Monday, March 26, 2012

Continued: Things I've Learned about Motherhood

1. Unsolicited advice doesn't end. Or get less annoying.
2. I get all sorts of weird reactions about Lucan's appearance. "Wow. He doesn't look very Asian." I'm just not sure how to react to these things.
3. Breastfeeding. Some people think it's weird that I'm still doing it. Other people think it's just plain weird.
4. People who like to "encourage" by saying "Oh, it only goes down hill from here..." Thanks for the uber-helpful comments people!
5. We are willing to make a payment to daycare every month that is comparable to our mortgage payment. Who would have thought.
6. I totally think that Lucan's bowel movements are an acceptable topic of conversation. Because of past poop issues and constipation, I feel compelled to encourage and cheer Lucan on when he's trying to poop and then share this with the general public :)
7. There are right reasons and wrong reasons for wanting to be a stay-at-home mom. The right reasons include wanting to be your child's primary caregiver and because you can't imagine missing their day to day life. The WRONG reasons include wanting to get more household tasks done during the day or because society dictates that "good" moms are stay-at-home moms. This topic really irritates me, so if you want an earful, just ask how I really feel about it.
8. As organized as I try to be, sometimes I am just going to drop the ball. For example, a couple of months back Lance signed us up for treats for Sunday School without my knowledge. He did mention it to me in passing, but I forgot. As a result, 20 minutes before church started, we made a panicked run to Wal-Mart for wax doughnuts.
9. Comparisions will drive you crazy. Really, they will. I live a life where over a dozen of my friends have had babies in the past year. If I start comparing Lucan's development or their lives to my own, I start getting a little bit whiny. Or a case of the Jones. As in "keeping up with the Joneses."
10. It's okay to say no. I work fulltime. I have a husband taking night classes two nights a week. I have a baby who wants to be loved. I admit though, I am still working on saying no. I felt totally guilty for not volunteering to head up a couple of different committees at church.
11. Unless you want to hear about Lucan, my life is less "interesting." Meaning, we don't go out to fun, trendy restaurants. We aren't going to concerts, movies, or sporting events. I'm spending less time in the kitchen, but researching more ways to maximize my crockpot. I don't have the time to do massive projects. Do you want to hear about Lucan's poops instead?

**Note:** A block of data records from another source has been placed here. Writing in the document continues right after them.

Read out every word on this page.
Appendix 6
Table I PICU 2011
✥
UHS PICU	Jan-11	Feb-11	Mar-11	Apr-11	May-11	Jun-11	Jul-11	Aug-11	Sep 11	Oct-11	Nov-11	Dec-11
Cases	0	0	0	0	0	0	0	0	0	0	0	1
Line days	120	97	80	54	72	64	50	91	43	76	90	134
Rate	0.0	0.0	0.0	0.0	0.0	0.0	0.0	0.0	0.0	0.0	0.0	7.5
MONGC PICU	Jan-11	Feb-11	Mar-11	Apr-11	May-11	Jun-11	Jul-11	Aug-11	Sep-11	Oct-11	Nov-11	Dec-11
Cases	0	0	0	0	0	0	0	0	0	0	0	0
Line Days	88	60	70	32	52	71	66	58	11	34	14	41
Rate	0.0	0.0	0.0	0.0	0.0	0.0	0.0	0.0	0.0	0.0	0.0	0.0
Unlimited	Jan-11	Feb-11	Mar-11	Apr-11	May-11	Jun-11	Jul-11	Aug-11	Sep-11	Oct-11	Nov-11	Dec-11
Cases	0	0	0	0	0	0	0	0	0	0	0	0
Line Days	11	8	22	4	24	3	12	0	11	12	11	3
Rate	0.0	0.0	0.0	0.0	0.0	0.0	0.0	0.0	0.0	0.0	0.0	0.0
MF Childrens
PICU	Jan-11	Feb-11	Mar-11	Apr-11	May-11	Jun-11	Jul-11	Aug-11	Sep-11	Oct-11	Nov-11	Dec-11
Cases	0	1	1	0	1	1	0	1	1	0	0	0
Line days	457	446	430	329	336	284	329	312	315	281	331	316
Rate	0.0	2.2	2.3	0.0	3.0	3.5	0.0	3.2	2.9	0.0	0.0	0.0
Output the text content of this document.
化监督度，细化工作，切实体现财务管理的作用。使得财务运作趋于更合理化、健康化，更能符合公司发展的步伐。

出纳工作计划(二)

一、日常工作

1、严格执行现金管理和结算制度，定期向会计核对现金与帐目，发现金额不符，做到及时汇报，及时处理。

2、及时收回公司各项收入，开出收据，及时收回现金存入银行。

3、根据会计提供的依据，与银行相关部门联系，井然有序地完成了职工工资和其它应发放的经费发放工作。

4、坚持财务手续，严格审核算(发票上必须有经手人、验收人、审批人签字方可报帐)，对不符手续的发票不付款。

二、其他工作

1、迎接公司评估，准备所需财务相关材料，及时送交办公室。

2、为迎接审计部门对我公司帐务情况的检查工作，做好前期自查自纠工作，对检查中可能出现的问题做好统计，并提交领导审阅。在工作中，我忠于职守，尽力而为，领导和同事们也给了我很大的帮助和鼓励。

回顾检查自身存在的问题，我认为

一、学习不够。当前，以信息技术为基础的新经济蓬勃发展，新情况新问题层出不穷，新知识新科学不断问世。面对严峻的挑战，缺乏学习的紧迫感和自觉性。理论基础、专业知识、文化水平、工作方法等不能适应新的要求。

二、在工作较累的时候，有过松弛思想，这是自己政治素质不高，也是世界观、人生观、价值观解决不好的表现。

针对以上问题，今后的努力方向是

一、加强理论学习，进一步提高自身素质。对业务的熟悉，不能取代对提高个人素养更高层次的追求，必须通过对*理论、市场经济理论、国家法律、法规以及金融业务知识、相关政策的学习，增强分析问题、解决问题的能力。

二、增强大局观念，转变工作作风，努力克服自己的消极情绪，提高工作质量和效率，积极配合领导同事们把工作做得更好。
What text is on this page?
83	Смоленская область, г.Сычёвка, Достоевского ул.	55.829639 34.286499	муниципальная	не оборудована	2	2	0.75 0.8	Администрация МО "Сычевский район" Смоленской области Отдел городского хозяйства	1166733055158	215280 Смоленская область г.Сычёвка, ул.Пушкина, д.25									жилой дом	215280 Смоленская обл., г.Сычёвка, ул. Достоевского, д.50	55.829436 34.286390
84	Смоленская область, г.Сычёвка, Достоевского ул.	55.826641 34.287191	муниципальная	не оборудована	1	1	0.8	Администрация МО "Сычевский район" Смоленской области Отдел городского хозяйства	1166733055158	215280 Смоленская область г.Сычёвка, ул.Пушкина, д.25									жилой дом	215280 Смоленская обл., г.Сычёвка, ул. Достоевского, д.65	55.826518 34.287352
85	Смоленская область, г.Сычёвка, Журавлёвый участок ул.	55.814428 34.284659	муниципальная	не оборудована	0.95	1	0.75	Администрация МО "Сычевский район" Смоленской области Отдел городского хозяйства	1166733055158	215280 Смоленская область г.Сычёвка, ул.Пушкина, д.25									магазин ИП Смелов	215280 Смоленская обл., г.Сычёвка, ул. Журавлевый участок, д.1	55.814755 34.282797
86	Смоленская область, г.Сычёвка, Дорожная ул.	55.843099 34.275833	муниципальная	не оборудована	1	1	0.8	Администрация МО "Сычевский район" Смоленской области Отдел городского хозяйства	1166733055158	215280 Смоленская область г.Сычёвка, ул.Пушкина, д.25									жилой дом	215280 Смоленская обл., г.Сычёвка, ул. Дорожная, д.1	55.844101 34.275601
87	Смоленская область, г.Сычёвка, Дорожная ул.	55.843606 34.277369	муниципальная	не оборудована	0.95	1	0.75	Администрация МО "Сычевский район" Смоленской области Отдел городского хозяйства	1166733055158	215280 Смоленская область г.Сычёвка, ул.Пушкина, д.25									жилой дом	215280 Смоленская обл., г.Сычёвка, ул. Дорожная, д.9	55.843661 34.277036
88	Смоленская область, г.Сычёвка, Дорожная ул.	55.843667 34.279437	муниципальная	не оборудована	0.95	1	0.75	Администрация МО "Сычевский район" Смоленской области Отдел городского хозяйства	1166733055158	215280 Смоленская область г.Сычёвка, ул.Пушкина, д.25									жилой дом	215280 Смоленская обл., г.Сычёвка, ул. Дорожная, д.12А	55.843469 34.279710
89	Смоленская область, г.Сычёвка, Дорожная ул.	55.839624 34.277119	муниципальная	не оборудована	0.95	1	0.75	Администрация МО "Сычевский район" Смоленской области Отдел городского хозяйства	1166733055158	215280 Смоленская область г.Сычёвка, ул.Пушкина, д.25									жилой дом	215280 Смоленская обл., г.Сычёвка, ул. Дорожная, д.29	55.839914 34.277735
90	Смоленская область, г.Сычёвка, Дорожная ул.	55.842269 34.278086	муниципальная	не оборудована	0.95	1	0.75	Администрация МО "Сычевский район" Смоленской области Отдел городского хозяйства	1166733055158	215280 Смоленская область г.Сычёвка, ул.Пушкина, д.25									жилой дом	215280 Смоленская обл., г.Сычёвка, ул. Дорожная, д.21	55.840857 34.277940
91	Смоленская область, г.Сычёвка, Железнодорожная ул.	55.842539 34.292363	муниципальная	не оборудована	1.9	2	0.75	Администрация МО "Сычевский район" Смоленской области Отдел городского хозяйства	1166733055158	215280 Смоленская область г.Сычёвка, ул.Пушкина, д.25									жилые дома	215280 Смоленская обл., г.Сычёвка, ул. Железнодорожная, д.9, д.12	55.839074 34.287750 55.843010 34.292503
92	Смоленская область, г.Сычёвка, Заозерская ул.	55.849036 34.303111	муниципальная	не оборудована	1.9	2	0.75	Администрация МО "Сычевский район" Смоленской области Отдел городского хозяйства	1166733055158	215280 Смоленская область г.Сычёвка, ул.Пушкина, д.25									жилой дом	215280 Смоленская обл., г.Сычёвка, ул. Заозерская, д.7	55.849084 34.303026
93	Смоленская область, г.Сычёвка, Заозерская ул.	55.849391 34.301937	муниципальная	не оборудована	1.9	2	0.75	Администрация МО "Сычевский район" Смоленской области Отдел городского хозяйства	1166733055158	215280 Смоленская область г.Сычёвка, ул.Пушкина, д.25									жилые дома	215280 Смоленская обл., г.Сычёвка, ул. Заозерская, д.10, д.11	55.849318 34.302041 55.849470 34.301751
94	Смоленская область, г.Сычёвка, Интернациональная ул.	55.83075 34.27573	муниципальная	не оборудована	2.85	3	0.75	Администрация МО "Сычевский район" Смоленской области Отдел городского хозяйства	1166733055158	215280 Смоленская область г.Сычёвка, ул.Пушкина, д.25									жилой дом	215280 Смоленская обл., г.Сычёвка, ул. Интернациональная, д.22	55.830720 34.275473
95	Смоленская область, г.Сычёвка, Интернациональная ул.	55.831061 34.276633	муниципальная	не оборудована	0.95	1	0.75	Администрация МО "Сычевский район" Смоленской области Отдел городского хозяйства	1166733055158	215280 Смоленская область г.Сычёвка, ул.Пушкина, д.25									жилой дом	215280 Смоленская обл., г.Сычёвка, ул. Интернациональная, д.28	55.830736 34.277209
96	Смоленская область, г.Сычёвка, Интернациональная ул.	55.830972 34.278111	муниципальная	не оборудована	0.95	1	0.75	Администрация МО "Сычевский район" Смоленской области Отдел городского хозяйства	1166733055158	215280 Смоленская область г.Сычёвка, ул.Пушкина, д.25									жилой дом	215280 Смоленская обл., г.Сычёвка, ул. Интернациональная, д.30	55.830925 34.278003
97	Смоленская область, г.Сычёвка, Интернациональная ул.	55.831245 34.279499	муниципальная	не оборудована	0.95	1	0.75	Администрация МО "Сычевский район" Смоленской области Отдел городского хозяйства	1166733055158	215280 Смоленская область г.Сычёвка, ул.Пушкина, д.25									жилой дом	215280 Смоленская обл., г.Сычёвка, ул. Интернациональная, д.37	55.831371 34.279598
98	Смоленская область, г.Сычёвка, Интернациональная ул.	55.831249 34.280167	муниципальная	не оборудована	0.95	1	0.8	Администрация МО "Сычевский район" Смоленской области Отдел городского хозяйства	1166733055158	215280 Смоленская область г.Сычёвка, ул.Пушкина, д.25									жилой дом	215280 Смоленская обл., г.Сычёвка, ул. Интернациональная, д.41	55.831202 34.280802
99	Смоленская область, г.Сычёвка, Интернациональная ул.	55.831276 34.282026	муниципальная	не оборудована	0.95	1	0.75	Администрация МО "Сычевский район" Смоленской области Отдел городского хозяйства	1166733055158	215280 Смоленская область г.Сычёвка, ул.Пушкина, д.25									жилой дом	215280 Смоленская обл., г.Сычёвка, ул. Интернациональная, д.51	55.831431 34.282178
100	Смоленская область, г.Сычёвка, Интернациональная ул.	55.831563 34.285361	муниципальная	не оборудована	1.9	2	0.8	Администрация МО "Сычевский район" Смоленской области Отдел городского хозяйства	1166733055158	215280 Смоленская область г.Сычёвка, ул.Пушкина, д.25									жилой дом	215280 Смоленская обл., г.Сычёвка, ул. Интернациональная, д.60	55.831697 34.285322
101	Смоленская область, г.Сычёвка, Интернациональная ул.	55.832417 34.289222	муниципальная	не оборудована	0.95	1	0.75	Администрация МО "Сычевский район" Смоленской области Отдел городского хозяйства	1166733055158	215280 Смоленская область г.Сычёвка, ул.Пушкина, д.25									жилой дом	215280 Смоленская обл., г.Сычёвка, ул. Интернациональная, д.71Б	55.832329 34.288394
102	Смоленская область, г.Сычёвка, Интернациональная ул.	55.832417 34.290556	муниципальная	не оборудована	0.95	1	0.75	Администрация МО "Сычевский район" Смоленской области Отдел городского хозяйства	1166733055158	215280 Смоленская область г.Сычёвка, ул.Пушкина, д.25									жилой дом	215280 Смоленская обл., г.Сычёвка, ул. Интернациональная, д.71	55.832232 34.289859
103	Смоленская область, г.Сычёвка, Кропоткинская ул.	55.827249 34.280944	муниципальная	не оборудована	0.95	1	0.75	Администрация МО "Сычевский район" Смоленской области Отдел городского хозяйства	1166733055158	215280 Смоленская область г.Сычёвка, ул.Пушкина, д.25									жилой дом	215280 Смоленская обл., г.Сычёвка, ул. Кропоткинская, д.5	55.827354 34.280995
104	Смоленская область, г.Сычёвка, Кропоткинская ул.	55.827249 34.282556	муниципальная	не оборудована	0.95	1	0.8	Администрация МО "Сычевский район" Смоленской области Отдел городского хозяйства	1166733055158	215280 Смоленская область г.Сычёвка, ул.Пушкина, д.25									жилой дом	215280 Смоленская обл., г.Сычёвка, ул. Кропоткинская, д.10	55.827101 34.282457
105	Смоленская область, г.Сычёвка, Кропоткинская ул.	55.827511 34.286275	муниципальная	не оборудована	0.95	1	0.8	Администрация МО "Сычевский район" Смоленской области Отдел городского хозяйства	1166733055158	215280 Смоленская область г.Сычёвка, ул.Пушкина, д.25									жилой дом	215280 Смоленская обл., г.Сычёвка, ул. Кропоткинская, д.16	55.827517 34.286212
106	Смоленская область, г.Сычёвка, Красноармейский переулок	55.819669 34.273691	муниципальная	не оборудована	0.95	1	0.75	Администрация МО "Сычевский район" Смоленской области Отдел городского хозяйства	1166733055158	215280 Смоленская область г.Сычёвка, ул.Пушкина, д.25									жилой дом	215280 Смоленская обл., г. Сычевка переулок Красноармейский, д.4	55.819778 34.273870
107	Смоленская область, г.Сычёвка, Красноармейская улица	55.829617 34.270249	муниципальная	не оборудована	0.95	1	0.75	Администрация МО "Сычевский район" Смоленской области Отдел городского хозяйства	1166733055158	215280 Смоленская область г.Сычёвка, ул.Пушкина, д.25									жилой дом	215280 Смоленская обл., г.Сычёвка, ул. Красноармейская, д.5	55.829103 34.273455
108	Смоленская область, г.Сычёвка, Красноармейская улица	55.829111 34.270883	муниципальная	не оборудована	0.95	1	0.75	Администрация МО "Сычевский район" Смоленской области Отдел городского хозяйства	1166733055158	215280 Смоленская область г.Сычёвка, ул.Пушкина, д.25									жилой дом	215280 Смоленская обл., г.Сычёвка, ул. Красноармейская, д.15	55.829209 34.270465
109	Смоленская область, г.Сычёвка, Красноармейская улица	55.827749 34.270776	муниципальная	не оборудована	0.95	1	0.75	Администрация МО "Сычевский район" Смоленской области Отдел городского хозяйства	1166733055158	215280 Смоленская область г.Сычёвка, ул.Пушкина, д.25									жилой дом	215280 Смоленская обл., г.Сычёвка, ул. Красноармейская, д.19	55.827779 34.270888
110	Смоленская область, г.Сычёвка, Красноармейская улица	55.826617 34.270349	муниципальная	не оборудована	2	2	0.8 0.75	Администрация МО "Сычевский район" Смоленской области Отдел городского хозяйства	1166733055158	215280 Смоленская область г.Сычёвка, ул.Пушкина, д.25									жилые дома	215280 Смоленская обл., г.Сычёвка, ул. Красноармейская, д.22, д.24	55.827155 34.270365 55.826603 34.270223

12. People still ask really stupid questions. Like "do you just automatically know what to do once you take your baby home?"
13. I admit that our baby is really great. But I think that all moms, for the most part, think that.
14. I view the common cold like malaria. If you have a cold, you deserve to be locked in an isolation chamber. Stay away from me and my child!
15. My child is different than yours, my parenting techniques are different than yours. Lucan is on a schedule, we do not co-sleep, Lucan has never taken a pacifier, no do not believe in rocking him to sleep. And that's okay. Yes, I may think that you could do a few things differently, but that does not give me license to tell you that. Unless you ask for advice. Then all bets are off.
16. Each stage of Lucan's life, I think is more fun than the last stage. I wonder when that wears off. But right now, I'm really enjoying it!


To my friends who are new moms or will be a new mom: motherhood is a life changer. It will stretch you in ways you didn't think possible (and I'm not talking about stretch marks either!) and force your life to revolve around an 8 lb bundle.